Technically speaking, the GLX spec requires that GLX drawables be
accessible from other processes, so when using a conformant GLX
implementation with VirtualGL's GLX back end, it is absolutely possible
to snoop other users' Pbuffers. I am attaching example code that
demonstrates how to do that if you know the Pbuffer ID.
In practice, this works with nVidia's drivers, because those drivers use
DRI2 (which allocates GPU buffers through the X server.) It doesn't
work with Mesa-based drivers, because those drivers use DRI3 (which
allocates GPU buffers in the X client.) DRI3-based drivers aren't
technically conformant with the GLX spec, because they disallow sharing
GLX drawables across process boundaries. However, that was always a
really esoteric and unreliably supported use case, and no modern OpenGL
applications of which I'm aware try to do that. Thus, DRI3-based
drivers gain a bit of security at the expense of sacrificing conformance
with a GLX feature that few applications ever used.
Pbuffer snooping can be thwarted either by denying the snooper access to
the 3D X server or denying the snooper access to the /dev/nvidia*
devices, which is why vglserver_config allows both to be configured
separately. (NOTE: If you restrict framebuffer device access to the
vglusers group, then the account under which the display manager runs--
gdm, for instance-- has to be in that group.)

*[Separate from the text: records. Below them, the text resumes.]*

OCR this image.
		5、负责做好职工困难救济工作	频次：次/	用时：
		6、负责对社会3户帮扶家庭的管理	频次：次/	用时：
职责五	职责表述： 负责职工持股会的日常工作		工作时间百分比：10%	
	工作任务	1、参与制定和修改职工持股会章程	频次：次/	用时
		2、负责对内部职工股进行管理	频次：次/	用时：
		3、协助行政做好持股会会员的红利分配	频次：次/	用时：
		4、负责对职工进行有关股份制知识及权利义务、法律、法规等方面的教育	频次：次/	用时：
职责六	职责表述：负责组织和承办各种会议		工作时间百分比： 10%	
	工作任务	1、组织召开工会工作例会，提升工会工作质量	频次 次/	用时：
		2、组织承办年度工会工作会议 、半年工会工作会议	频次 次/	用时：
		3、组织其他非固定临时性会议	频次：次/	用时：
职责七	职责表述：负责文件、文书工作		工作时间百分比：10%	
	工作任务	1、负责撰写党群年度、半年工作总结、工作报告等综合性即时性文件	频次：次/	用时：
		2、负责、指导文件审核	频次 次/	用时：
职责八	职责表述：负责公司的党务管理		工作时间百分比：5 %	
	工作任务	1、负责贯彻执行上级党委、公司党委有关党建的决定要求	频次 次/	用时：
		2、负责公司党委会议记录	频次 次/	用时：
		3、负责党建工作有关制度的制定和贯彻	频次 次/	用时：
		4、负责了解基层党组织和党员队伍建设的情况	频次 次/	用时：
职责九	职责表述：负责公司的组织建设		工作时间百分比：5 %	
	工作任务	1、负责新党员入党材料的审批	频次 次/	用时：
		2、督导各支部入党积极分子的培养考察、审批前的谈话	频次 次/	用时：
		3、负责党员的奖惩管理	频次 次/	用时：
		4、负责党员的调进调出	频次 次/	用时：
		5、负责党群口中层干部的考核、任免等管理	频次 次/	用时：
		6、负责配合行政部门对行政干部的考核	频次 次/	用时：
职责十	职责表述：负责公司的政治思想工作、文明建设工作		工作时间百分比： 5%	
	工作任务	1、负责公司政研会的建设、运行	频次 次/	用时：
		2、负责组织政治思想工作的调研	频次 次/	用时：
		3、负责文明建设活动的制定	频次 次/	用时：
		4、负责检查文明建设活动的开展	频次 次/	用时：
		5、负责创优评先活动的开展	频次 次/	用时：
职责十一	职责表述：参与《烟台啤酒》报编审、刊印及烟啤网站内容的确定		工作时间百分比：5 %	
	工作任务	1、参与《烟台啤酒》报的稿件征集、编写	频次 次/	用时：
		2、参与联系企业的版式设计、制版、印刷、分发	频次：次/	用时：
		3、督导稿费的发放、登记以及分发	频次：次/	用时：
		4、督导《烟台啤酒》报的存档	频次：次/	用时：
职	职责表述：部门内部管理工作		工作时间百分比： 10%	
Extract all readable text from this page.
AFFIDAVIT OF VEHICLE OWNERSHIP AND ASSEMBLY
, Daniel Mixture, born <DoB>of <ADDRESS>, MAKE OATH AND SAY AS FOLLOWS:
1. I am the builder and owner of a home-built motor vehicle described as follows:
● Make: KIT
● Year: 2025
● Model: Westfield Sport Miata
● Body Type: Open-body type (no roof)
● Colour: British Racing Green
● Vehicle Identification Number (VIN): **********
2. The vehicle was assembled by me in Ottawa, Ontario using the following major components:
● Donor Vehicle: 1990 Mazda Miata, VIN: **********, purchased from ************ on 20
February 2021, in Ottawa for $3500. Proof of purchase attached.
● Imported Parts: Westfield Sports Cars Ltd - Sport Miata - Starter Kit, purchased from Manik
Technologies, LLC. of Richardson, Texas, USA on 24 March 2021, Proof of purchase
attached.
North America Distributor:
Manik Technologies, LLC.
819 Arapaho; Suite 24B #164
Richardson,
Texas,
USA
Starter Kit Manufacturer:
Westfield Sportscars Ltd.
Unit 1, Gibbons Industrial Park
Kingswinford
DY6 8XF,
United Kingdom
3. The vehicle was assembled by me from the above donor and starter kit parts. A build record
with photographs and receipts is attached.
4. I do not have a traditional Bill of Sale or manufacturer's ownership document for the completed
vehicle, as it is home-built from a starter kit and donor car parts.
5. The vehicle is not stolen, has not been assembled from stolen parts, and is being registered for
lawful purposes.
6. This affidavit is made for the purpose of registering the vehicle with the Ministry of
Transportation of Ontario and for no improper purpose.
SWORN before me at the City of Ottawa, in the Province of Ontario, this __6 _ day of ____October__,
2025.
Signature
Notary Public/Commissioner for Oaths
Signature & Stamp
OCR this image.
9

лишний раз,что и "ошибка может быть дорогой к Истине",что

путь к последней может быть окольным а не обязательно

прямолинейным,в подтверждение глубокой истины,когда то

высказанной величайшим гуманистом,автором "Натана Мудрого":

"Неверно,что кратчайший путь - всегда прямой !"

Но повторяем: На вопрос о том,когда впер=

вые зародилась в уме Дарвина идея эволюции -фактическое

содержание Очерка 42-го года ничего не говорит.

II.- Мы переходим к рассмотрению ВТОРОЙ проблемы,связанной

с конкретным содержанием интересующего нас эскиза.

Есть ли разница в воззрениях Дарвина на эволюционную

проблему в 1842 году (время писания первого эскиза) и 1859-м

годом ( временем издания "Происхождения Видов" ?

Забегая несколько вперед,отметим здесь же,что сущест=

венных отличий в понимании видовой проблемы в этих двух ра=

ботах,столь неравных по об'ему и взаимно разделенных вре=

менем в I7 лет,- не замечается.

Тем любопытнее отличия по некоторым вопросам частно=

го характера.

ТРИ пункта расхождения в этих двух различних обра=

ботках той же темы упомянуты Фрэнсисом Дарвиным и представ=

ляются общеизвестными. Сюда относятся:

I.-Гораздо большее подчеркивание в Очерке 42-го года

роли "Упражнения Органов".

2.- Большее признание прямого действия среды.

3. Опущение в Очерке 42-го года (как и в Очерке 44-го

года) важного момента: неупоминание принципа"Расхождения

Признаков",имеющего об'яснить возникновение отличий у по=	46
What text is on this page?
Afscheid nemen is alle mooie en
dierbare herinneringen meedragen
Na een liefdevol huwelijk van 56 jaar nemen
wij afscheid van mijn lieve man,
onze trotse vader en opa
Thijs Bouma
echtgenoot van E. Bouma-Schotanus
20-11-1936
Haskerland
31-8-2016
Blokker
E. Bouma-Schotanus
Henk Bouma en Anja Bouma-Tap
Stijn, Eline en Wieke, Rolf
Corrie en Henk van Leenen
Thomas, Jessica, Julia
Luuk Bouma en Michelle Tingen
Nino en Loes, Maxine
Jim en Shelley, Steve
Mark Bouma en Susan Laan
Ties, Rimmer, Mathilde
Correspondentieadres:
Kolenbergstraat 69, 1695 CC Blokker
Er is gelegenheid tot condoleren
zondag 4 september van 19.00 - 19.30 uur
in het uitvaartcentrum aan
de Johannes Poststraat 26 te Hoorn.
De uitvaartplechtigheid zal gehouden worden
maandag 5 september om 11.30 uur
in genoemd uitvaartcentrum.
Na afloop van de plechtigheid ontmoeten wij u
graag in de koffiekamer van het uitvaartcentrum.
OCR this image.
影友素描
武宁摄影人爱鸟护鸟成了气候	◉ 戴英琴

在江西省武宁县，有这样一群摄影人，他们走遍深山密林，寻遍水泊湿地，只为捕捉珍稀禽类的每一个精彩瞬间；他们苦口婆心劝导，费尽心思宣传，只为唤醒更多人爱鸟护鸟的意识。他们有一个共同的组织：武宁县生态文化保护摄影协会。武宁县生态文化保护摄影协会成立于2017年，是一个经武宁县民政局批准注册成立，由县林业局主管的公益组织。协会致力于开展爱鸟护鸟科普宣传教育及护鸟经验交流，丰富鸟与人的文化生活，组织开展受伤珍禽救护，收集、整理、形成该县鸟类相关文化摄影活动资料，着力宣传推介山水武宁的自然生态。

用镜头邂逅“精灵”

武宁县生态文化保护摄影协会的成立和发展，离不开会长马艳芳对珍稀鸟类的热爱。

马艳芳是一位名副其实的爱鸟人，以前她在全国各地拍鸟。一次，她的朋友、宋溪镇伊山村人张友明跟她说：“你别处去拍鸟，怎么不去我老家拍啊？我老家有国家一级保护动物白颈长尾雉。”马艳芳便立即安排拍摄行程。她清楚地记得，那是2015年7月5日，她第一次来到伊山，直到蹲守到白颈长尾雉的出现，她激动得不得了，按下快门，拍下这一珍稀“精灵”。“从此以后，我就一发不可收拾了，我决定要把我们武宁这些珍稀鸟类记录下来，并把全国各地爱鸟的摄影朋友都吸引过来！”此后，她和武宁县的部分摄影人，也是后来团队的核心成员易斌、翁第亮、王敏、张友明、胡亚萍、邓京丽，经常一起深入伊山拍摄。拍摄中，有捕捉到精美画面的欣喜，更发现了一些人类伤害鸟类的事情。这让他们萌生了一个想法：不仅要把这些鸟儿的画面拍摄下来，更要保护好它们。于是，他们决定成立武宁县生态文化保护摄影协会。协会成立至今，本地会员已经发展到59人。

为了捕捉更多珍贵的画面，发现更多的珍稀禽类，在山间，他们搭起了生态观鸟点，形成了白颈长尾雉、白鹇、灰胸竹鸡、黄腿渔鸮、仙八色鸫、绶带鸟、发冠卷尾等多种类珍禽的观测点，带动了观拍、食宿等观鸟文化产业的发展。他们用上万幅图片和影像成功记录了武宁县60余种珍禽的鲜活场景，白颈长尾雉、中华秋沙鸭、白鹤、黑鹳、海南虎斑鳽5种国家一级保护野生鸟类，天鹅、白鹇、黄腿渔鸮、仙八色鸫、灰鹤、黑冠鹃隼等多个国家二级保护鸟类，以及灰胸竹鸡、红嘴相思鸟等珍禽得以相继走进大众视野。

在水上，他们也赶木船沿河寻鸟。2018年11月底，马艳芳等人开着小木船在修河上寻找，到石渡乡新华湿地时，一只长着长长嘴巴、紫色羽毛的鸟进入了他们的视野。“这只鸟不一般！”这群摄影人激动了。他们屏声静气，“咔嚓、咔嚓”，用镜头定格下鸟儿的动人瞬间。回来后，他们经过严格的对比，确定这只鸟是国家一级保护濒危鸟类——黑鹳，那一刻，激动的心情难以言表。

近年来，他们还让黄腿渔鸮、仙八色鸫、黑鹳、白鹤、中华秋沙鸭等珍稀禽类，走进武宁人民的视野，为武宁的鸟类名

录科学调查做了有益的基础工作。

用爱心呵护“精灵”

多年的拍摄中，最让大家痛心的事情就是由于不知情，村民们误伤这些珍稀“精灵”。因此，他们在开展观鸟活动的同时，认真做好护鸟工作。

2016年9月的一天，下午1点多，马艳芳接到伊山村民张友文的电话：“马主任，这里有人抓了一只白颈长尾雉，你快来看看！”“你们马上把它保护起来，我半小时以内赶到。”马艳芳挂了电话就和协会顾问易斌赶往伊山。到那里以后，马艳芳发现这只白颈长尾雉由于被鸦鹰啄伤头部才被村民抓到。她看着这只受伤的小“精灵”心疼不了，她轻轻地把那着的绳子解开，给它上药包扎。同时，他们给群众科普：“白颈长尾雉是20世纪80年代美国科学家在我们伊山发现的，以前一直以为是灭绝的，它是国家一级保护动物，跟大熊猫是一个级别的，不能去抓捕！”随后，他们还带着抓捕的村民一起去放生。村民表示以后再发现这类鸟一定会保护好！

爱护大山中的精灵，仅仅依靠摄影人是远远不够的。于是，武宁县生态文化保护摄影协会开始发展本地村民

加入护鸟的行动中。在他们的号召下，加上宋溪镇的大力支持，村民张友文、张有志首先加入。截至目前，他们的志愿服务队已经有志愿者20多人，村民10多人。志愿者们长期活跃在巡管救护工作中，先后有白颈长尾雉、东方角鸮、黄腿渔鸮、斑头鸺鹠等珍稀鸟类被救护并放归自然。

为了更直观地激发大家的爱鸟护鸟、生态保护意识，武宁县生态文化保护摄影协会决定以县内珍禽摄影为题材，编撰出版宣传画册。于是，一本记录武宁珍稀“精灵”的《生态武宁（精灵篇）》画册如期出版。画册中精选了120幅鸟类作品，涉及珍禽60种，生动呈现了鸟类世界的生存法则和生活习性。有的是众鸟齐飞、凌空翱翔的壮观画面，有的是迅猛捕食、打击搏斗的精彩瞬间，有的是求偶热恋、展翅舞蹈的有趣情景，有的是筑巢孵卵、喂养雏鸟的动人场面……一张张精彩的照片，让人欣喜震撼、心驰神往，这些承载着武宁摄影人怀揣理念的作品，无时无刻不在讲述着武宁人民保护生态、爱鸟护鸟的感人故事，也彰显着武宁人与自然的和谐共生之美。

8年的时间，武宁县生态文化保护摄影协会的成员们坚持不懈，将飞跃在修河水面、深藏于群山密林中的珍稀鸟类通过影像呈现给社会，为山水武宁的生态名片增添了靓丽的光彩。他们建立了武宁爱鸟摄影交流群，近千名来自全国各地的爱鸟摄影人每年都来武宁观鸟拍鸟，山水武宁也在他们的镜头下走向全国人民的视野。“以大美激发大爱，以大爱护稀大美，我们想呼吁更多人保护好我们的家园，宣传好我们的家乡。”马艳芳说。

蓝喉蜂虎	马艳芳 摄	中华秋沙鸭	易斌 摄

Now as to the EGL back end, it uses renderbuffer objects to emulate GLX
Pbuffers, and to the best of my understanding, RBOs cannot be shared
among multiple processes. In fact, because RBOs are confined to a
specific OpenGL context, it took some effort to implement the EGL back
end in such a way that the RBOs could be shared among multiple contexts
in the same process (a critical feature of GLX Pbuffers.) Thus,
securing the framebuffer devices is probably a belt-and-suspenders
measure if you are only using the EGL back end.
There is a bit of history behind that as well. Back in the dawn of time
(the early 2000s) before EGL existed, Sun Microsystems had an API called
GLP that was specific to their framebuffers. GLP allowed you to create
Pbuffer contexts using a framebuffer device rather than a 3D X server,
and it was possible to snoop other users' Pbuffers through the GLP
device. Thus, it was necessary to provide sysadmins with the ability to
secure the GLP devices. When I implemented the EGL back end, I wanted to
give sysadmins the same ability with EGL devices. The truth is that I
haven't dug into the issue enough to know whether a snooping exploit is
possible with the EGL back end. It probably isn't, but I wanted to
allow for the possibility that it is.
I will look into clarifying the documentation.